Una afirmación, sin embargo, puedo formular, y es ésta: si no hubiera vivido la temporada de Auschwitz, es probable que nunca hubiera escrito nada. No habría tenido motivo, incentivo para hacerlo: fui estudiante mediocre de italiano y pobre de historia, más me interesaban la física y la química, y además había elegido un oficio, el de químico, que nada tenía en común con el mundo de la palabra escrita.
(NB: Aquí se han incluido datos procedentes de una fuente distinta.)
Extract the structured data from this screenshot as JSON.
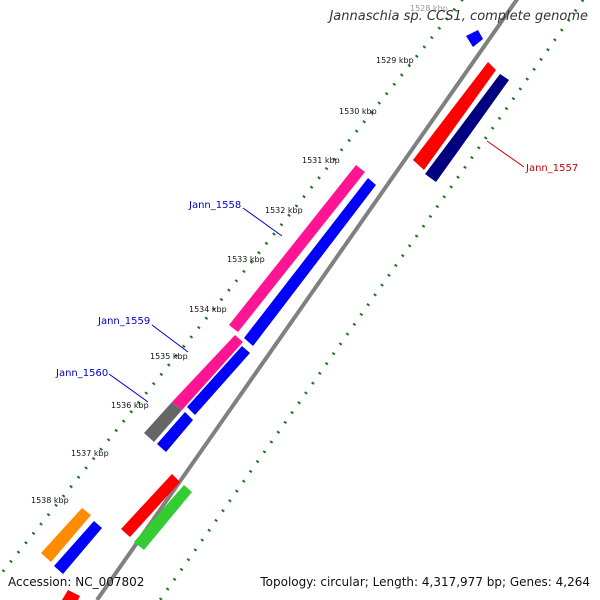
{
  "title": "Jannaschia sp. CCS1, complete genome",
  "accession": "Accession: NC_007802",
  "topology": "Topology: circular; Length: 4,317,977 bp; Genes: 4,264",
  "kbp_labels": [
    "1528 kbp",
    "1529 kbp",
    "1530 kbp",
    "1531 kbp",
    "1532 kbp",
    "1533 kbp",
    "1534 kbp",
    "1535 kbp",
    "1536 kbp",
    "1537 kbp",
    "1538 kbp"
  ],
  "gene_labels": [
    {
      "text": "Jann_1557",
      "color": "#cc0000"
    },
    {
      "text": "Jann_1558",
      "color": "#0000cc"
    },
    {
      "text": "Jann_1559",
      "color": "#0000cc"
    },
    {
      "text": "Jann_1560",
      "color": "#0000cc"
    }
  ],
  "colors": {
    "red": "#ff0000",
    "navy": "#000080",
    "blue": "#0000ff",
    "magenta": "#ff1493",
    "gray": "#666666",
    "orange": "#ff8c00",
    "green": "#33cc33",
    "tick": "#1a7a1a",
    "backbone": "#808080"
  }
}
Fue la experiencia del Lager lo que me obligó a escribir: no tuve que luchar contra la pereza, los problemas de estilo me parecían ridículos, encontré milagrosamente tiempo para escribir sin jamás robar una hora a mi oficio cotidiano: me parecía tener este libro entero en la mente, sólo tenía que dejarlo salir y que descendiera al papel.
Ahora han pasado muchos años: el libro ha tenido muchas aventuras y se ha curiosamente interpuesto, como una memoria artificial, pero también como una barrera defensiva, entre mi tan normal presente y mi feroz pasado de Auschwitz. Lo digo con cierta vacilación, porque no quiero parecer cínico: recordar los Lager hoy no me provoca ninguna emoción violenta ni dolorosa. Al contrario: a mi experiencia breve y trágica de deportado se ha superpuesto esa otra mucho más larga y compleja de escritor-testigo, y la suma es claramente positiva; globalmente, este pasado me ha hecho más rico y seguro. Una amiga mía, que muy joven había sido deportada al Lager para mujeres de Ravensbrück, dice que el campo fue su universidad: creo poder afirmar lo mismo, es decir que viviendo y luego escribiendo y meditando acerca de aquellos hechos, he aprendido muchas cosas sobre los hombres y el mundo.
Tengo que precisar de inmediato que este éxito positivo fue suerte de muy pocos: de los deportados italianos, por ejemplo, sólo el cinco por ciento pudo regresar y, de ellos, muchos perdieron la familia, los amigos, los bienes, la salud, el equilibrio, la juventud. El hecho de haber sobrevivido y de haber vuelto indemne se debe en mi opinión a que tuve suerte. En muy pequeña medida jugaron los factores preexistentes, como mi entrenamiento para la vida en la montaña y mi oficio de químico, que me acarreó algún privilegio durante mis últimos meses de prisión. Quizás también me haya ayudado mi interés, que nunca flaqueó, por el ánimo humano y la voluntad no sólo de sobrevivir (común a todos), sino de sobrevivir con el fin preciso de relatar las cosas a las que habíamos asistido y que habíamos soportado. Y finalmente quizás haya desempeñado un papel también la voluntad, que conservé tenazmente, de reconocer siempre, aun en los días más negros, tanto en mis camaradas como en mí mismo, a hombres y no a cosas, sustrayéndome de esa manera a aquella total humillación y desmoralización que condujo a muchos al naufragio espiritual.